A Memorial for the Moment

National echoes underscore the power of a memorial to the victims of a mass shooting in Tucson, Arizona.

By Timothy A. Schuler 

Tapered landforms create a pair of sheltered spaces for reflection within the larger plaza. Photo by Tina Chee, ASLA.

Since at least the 1870s, Tucson’s El Presidio Plaza, located between the Pima County Superior Court and Tucson City Hall, has been a place of gathering, commemoration, and civic participation. Numerous monuments and memorials—to the original presidio, to veterans of World War II, to John F. Kennedy—dot the mostly paved plaza. The latest, and largest, memorial is titled The Embrace, and it commemorates the mass shooting on January 8, 2011, in which then-Representative Gabrielle Giffords was shot and six people, including a federal judge, were killed.

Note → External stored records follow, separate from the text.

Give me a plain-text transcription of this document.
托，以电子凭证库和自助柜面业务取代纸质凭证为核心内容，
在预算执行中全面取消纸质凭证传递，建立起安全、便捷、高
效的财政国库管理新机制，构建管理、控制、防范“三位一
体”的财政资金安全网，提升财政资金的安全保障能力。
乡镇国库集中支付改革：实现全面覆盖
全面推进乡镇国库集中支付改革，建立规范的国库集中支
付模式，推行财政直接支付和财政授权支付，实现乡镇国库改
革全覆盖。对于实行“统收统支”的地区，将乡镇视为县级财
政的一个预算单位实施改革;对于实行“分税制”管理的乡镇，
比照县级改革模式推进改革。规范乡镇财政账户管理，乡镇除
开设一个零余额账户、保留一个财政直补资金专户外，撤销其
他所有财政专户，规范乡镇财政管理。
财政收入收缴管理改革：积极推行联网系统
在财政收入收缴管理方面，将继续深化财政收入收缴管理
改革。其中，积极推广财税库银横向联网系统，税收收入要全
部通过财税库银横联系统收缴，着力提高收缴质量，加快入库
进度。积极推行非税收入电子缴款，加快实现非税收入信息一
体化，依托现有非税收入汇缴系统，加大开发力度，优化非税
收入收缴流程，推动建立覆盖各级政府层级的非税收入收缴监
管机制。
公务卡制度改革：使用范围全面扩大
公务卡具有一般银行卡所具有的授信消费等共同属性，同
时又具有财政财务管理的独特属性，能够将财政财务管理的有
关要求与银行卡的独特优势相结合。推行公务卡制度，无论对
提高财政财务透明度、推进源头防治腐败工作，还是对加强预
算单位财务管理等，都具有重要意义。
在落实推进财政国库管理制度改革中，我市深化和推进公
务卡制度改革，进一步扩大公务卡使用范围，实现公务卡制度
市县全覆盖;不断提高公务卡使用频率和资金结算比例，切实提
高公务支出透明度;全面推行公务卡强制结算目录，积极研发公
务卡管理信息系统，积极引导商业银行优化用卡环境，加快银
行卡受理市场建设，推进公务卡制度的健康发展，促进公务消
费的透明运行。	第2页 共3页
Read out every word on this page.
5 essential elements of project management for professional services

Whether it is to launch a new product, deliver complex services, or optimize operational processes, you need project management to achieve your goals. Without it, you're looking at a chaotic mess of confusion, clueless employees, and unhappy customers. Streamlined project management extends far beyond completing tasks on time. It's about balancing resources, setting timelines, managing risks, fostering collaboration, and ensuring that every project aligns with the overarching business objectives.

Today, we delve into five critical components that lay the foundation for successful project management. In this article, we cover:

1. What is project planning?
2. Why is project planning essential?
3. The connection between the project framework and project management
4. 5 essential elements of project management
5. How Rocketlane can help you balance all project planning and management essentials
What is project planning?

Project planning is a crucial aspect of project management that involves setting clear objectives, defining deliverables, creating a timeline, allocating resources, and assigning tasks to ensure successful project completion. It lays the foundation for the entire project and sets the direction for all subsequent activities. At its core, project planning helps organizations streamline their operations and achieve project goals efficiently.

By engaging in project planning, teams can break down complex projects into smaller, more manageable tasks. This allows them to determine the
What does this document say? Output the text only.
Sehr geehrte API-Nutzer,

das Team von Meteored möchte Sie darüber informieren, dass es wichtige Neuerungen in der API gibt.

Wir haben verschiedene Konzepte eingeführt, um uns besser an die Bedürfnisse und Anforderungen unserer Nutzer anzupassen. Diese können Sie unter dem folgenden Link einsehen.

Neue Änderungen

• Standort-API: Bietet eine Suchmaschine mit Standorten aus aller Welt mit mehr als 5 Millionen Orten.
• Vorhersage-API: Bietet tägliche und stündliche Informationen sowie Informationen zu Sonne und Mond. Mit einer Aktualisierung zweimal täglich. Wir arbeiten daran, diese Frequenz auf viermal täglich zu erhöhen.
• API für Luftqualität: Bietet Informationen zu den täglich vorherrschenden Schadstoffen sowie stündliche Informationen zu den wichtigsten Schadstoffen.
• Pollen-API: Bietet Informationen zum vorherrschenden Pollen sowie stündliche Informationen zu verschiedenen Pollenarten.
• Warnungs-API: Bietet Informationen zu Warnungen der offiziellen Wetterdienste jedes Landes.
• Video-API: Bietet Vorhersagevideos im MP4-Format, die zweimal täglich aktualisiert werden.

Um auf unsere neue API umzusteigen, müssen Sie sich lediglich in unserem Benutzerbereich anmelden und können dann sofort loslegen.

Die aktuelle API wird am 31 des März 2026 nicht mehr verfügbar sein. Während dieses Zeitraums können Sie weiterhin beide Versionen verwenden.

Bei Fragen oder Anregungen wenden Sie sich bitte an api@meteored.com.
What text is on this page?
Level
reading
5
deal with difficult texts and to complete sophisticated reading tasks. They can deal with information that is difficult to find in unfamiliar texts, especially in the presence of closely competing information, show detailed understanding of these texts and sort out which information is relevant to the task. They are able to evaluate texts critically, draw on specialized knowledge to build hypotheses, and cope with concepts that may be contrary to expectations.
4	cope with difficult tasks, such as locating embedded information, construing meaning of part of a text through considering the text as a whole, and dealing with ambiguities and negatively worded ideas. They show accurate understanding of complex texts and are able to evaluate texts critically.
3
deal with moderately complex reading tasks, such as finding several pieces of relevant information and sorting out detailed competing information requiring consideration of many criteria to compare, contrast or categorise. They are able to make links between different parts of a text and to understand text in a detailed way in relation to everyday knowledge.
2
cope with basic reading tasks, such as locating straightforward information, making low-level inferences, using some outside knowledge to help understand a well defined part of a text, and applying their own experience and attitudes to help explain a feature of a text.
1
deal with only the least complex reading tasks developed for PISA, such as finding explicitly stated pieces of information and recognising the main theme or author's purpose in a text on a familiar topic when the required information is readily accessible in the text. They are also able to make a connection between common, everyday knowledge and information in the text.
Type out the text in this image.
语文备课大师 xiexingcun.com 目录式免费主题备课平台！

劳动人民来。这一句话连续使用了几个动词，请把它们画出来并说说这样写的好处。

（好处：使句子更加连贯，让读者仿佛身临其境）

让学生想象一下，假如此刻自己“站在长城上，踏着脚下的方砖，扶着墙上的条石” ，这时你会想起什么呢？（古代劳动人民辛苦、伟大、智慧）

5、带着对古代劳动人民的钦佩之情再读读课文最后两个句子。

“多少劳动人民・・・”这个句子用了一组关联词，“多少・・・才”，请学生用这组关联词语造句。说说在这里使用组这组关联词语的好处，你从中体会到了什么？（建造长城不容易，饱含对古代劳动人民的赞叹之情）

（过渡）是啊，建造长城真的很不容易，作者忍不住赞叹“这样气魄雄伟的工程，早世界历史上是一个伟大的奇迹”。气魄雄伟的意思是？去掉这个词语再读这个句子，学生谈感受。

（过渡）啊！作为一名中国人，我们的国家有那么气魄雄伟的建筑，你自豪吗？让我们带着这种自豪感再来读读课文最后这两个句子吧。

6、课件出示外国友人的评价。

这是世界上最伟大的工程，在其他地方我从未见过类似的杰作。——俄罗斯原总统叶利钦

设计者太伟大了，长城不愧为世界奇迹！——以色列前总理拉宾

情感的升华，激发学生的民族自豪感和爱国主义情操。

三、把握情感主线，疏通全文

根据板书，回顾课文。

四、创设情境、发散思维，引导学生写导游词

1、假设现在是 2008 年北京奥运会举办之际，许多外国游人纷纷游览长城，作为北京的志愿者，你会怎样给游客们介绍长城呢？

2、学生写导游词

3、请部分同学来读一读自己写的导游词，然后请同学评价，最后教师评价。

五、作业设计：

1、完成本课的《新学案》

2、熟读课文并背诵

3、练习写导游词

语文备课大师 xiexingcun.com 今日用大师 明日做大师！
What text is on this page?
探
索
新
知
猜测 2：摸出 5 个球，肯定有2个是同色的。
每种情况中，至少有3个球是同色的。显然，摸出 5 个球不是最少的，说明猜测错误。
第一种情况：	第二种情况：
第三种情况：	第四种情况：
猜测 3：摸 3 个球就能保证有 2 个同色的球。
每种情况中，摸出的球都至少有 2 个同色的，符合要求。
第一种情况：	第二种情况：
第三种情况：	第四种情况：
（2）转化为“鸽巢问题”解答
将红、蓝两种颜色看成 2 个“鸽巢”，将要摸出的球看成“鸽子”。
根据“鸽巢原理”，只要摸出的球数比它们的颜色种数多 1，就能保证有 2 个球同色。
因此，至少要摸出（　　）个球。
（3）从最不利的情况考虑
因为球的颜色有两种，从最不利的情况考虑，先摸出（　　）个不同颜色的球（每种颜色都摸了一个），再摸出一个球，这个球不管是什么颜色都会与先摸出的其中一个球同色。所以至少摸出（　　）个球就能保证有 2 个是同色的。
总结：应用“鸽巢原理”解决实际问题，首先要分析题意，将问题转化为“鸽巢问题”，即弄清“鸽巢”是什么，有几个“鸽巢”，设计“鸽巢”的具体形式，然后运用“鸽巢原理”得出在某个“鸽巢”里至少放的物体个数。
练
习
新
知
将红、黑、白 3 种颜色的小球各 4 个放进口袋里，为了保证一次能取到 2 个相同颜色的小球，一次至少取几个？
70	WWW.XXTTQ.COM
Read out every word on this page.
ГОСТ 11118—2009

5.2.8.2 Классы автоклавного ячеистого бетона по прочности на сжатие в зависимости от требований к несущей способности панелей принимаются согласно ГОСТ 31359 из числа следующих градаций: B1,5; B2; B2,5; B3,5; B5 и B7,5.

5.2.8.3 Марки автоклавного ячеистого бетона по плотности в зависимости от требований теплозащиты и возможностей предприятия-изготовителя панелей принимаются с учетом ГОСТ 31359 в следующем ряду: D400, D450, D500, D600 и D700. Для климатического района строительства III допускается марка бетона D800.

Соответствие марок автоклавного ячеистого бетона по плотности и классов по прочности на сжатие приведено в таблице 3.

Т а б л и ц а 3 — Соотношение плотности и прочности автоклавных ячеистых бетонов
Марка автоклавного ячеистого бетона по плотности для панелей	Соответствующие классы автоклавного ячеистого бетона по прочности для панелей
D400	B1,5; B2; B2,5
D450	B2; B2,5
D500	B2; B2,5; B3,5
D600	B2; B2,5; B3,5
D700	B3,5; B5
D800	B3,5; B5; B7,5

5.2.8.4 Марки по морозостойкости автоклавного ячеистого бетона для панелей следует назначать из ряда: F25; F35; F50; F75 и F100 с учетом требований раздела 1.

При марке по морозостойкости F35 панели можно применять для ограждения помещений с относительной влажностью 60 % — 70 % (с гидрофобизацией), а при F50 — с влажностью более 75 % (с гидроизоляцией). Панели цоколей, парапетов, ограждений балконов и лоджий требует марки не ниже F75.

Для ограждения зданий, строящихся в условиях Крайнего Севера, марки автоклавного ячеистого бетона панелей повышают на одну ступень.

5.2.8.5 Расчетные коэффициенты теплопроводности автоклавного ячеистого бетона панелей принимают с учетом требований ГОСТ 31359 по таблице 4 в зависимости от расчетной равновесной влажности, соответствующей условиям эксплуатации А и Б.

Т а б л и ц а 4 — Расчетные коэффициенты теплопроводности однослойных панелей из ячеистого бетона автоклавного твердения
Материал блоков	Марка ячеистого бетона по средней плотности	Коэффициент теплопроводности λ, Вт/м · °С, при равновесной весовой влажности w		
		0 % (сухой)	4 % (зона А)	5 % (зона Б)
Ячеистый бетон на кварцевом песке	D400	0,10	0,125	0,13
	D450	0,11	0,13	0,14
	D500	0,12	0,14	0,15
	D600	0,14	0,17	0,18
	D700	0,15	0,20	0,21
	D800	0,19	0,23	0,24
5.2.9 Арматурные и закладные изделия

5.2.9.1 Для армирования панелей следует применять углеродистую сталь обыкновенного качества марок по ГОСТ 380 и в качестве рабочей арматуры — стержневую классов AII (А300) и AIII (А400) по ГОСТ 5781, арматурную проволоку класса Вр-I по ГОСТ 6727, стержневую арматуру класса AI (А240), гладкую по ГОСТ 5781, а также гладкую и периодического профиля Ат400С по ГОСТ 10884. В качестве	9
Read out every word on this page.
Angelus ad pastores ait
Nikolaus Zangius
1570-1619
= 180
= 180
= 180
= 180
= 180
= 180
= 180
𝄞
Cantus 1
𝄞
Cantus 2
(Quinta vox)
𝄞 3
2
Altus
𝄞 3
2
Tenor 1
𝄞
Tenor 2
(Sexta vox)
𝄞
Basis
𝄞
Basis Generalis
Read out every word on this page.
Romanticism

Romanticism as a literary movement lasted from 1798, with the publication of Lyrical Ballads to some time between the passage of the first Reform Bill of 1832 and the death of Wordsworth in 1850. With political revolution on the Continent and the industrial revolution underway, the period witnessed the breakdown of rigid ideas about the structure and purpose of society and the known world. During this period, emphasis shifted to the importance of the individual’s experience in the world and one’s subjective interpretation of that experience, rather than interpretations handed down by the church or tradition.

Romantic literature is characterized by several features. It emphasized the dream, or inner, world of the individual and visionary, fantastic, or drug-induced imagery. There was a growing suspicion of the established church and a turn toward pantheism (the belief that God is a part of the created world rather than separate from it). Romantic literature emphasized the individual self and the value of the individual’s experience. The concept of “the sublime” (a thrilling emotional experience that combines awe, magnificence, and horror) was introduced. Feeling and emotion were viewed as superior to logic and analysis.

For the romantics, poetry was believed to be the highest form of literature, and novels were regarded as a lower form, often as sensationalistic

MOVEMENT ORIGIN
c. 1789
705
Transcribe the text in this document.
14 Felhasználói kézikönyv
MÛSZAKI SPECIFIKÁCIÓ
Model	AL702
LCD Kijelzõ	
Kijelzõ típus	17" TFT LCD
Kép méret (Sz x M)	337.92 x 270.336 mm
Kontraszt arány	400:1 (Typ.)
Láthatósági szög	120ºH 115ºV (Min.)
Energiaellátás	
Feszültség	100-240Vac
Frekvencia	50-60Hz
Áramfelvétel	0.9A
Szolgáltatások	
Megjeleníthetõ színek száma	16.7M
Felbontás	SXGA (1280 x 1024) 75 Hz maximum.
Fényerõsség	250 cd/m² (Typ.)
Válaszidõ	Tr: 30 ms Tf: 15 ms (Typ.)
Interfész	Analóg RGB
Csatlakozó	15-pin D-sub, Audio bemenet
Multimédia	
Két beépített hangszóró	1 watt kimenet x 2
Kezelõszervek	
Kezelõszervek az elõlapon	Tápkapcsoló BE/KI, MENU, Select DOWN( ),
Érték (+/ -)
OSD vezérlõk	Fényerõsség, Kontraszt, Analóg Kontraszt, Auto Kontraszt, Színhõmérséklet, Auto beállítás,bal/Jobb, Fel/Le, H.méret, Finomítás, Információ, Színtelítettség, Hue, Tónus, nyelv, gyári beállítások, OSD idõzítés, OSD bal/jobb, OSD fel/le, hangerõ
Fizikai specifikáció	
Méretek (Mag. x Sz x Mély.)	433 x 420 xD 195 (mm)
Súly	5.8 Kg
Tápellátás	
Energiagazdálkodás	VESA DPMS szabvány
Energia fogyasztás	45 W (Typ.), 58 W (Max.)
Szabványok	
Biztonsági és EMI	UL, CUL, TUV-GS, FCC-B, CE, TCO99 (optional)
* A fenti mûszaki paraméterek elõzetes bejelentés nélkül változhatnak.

Designed by the Los Angeles-based architecture and landscape firm Chee Salette with the visual artist Rebeca Méndez, the memorial uses the language of landscape to create spaces of reflection while also preserving the historic civic axis between the courthouse and city hall. It consists of a mirrored pair of angular reflecting pools protected by rising berms that feature bands of Mt. Moriah stone and native Sonoran plantings. In the spaces created by the berms, which extend toward one another like open arms, curved steel walls tell the story of the shooting through symbols rather than a traditional narrative. From a distance, the tapered landforms frame the entrance to the courthouse. “It’s like a collar, framing the face,” says Tina Chee, ASLA, who runs the firm with her husband, Marc Salette.

The siting of the memorial—just steps from the historic courthouse and centered on the main axis through the building—was controversial but intentional, Salette says. The general location of El Presidio Plaza had been selected by Tucson’s January 8 Memorial Foundation as a way to connect the memorial to the civic life of the city. Ron Barber, a survivor of the attack who worked for Giffords at the time, says the location was important as a reminder that the 2011 attack was an assault on the democratic process, taking place during one of Giffords’s “Congress on Your Corner” events, in which she met constituents in person in their own neighborhoods, a practice Barber continued when he replaced Giffords in the U.S. House of Representatives in 2012.

From a distance, the memorial blends into the park, preserving views of the 19th-century courthouse building. Photo by Tina Chee, ASLA.

The specific site within the plaza was left up to the design teams, and the advice Chee Salette received was to steer clear of the courthouse—advice the designers proceeded to ignore. “People were like, ‘That’s our beloved icon; don’t try to put anything in front of it,’” Chee recalls. “We felt very strongly that the memorial had to have this relationship to the courthouse because of the political relationships, the symbolic nature of it. We said, ‘We’re not going to avoid it.’”

Siting the memorial on an existing civic axis, however, required a careful balance of access and enclosure. Thus, the two spaces were separated by a path and sheltered from the rest of the park by the angled berms. Custom details required extensive 3-D modeling as well as hands-on collaboration with local fabricators, and Chee and Salette moved from Los Angeles to Tucson for two months starting in October 2020 to ensure that the memorial would be completed in time for the 10-year anniversary of the shooting on January 8, 2021.

The form of the memorial is partially inspired by the paper chains made by children in response to the shooting. Drawing by Tina Chee, ASLA.

Then, two days before the virtual dedication, a mob of armed white nationalists invaded the U.S. Capitol with the aim of overturning the results of the 2020 presidential election. Five people were killed. For the designers, it was a tragic bookend to a five-year design process during which they spent hours interviewing survivors and community members about their hopes for the memorial. “It felt as if we didn’t go anywhere, as a culture,” Chee says. “So we felt very sad, but also proud in the sense that we did do something. We created this memorial, and it’s a memorial to remind people what happened and to [think about] how they see themselves in the future.”